Chaque révolution industrielle génère des peurs et des fantasmes. Des machines à tisser au XVIIIe siècle à ChatGPT au XXIe siècle en passant par les robots et les ordinateurs à la fin du XXe, les précédents sont nombreux. Jusqu’à présent, la nouvelle technologie a créé de nouveaux emplois pour remplacer ceux qu’elle a détruits. Le développement du machinisme a créé de nombreux emplois. Ceux qui ont été détruits dans les champs ou dans les usines ont été remplacés assez aisément. Certains craignent une dislocation des marchés du travail avec la suppression rapide de millions d’emplois dans les services. Ces robots affaibliraient encore plus les classes moyennes en s’attaquant aux fonctions remplies par de nombreux employés et cadres moyens voire supérieurs. Ils peuvent ainsi réaliser des synthèses de documents et écrire des codes informatiques. Dans une enquête menée en 2022 auprès de chercheurs en intelligence artificielle, 48 % d’entre eux pensaient qu’il y avait au moins 10 % de chances que l’intelligence artificielle ait un impact « extrêmement mauvais » et 25 % ont déclaré que le risque était de 0 %. Le chercheur médian a évalué le risque à 5 %. Les experts qui ont demandé une pause sont pour un certain nombre d’entre eux, comme Elon Musk, des acteurs de l’intelligence artificielle. Cette pause pourrait leur offrir des rentes de situation en bloquant l’accès à de nouveaux entrants. Elle pourrait également obliger les différents acteurs à montrer leur jeu ce qui, évidemment, limiterait la concurrence dans un secteur qui nécessite des investissements coûteux.

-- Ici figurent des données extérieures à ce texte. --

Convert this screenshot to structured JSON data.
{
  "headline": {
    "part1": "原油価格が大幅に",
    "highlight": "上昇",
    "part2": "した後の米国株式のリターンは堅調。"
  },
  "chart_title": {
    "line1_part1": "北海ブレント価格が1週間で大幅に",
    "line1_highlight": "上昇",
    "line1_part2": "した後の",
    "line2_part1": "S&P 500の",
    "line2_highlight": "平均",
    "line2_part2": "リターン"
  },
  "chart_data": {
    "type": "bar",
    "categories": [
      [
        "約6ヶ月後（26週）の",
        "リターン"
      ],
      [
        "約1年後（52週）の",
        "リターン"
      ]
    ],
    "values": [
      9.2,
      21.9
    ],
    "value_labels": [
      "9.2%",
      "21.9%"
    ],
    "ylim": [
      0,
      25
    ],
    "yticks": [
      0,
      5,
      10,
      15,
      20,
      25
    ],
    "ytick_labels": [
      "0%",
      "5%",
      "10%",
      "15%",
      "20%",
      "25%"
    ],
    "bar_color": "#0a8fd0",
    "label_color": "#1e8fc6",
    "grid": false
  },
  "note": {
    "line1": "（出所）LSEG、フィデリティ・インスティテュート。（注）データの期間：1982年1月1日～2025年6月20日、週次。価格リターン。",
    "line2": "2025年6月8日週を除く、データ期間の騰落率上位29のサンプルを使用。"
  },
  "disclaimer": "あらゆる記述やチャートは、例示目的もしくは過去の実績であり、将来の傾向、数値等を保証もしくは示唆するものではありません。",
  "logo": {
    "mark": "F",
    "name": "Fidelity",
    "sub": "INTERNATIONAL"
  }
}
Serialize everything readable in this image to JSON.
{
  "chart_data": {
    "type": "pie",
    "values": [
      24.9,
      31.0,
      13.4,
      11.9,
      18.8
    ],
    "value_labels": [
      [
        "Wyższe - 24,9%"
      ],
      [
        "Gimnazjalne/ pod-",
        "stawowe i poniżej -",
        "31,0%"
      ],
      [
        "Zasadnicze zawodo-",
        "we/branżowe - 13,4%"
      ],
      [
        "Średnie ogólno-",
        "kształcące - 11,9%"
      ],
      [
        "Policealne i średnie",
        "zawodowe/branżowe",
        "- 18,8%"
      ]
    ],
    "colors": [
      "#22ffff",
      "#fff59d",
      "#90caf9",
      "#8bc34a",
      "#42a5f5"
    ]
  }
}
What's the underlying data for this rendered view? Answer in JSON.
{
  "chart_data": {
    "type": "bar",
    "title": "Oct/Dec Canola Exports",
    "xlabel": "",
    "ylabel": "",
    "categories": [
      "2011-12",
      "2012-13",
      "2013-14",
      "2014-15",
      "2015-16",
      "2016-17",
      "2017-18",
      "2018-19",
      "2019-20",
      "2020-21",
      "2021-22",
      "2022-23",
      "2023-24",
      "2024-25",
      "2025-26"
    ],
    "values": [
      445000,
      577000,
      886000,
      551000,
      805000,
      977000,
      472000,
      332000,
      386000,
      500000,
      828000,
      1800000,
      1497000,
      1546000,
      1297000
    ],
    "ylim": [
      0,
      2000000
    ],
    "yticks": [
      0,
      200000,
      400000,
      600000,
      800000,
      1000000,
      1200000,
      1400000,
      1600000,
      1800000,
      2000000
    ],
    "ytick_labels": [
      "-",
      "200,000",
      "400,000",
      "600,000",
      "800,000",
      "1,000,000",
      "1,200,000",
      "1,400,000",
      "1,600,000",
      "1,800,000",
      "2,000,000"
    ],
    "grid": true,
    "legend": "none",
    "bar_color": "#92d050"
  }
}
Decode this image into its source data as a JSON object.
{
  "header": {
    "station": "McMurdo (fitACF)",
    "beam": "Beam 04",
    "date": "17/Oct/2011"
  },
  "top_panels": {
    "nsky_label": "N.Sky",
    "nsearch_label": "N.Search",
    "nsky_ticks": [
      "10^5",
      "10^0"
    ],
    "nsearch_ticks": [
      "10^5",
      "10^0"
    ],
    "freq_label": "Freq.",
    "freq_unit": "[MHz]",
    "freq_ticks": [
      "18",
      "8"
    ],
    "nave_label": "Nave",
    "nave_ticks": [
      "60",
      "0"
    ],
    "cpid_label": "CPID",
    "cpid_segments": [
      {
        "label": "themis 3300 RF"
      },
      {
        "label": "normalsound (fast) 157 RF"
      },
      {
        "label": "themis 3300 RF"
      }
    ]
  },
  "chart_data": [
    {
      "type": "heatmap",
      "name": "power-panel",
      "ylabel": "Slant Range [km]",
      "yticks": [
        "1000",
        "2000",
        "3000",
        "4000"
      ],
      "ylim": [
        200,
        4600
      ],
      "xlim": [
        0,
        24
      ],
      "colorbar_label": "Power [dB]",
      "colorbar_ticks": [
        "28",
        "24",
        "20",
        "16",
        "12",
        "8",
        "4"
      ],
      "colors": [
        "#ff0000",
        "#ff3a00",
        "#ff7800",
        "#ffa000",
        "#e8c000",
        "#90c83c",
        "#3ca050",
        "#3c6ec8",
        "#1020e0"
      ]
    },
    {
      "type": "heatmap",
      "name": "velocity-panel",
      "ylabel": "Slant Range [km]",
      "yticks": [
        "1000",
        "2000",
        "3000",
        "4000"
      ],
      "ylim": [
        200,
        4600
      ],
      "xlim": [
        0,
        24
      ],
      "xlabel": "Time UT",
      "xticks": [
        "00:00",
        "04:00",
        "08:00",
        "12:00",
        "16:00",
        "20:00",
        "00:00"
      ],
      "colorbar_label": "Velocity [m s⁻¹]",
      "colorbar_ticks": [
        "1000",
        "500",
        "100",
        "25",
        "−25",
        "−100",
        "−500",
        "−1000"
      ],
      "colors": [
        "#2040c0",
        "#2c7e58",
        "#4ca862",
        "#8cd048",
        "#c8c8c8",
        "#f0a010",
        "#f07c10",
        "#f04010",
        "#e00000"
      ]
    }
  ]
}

L’intelligence artificielle nécessite une régulation afin de protéger la propriété intellectuelle et les droits des consommateurs. La réalisation de chansons digitales en recourant à des données sonores existantes pose évidemment des questions sur les droits d’auteurs et sur le processus de création. Il en est de même pour la photographie ou la littérature.
Face aux défis de l’intelligence artificielle, les États apportent, pour le moment, des réponses différentes. Le Royaume-Uni a adopté une position souple en refusant la mise en place de nouvelles règles et de tout organisme de régulation. Il se limite à l’application des réglementations existantes. L’objectif est de faire du Royaume-Uni, une superpuissance de l’intelligence artificielle. Les États-Unis sont sur la même longueur d’onde avec néanmoins l’adoption d’un code de bonne conduite. L’Union européenne défend une ligne plus dure. Un projet de directive vise à distinguer les différentes utilisations de l’intelligence artificielle en fonction du degré de risques. Il prévoit des systèmes de surveillance plus ou moins poussés en fonction des risques. Certaines utilisations de l’IA sont totalement interdites, comme la publicité subliminale et la biométrie à distance. Les entreprises qui enfreignent les règles seront condamnées à une amende. En Italie, ChatGPT a été partiellement suspendue et d’autres gouvernements réfléchissent à suivre cette dernière. De son côté, la Chine oblige les entreprises à enregistrer leurs produits d’intelligence artificielle qui sont, en outre, censées valoriser les valeurs fondamentales du communisme. Compte tenu des enjeux, la mise en place de conventions internationales serait nécessaire. Cette solution suppose un minimum d’entente entre la Chine et les États-Unis.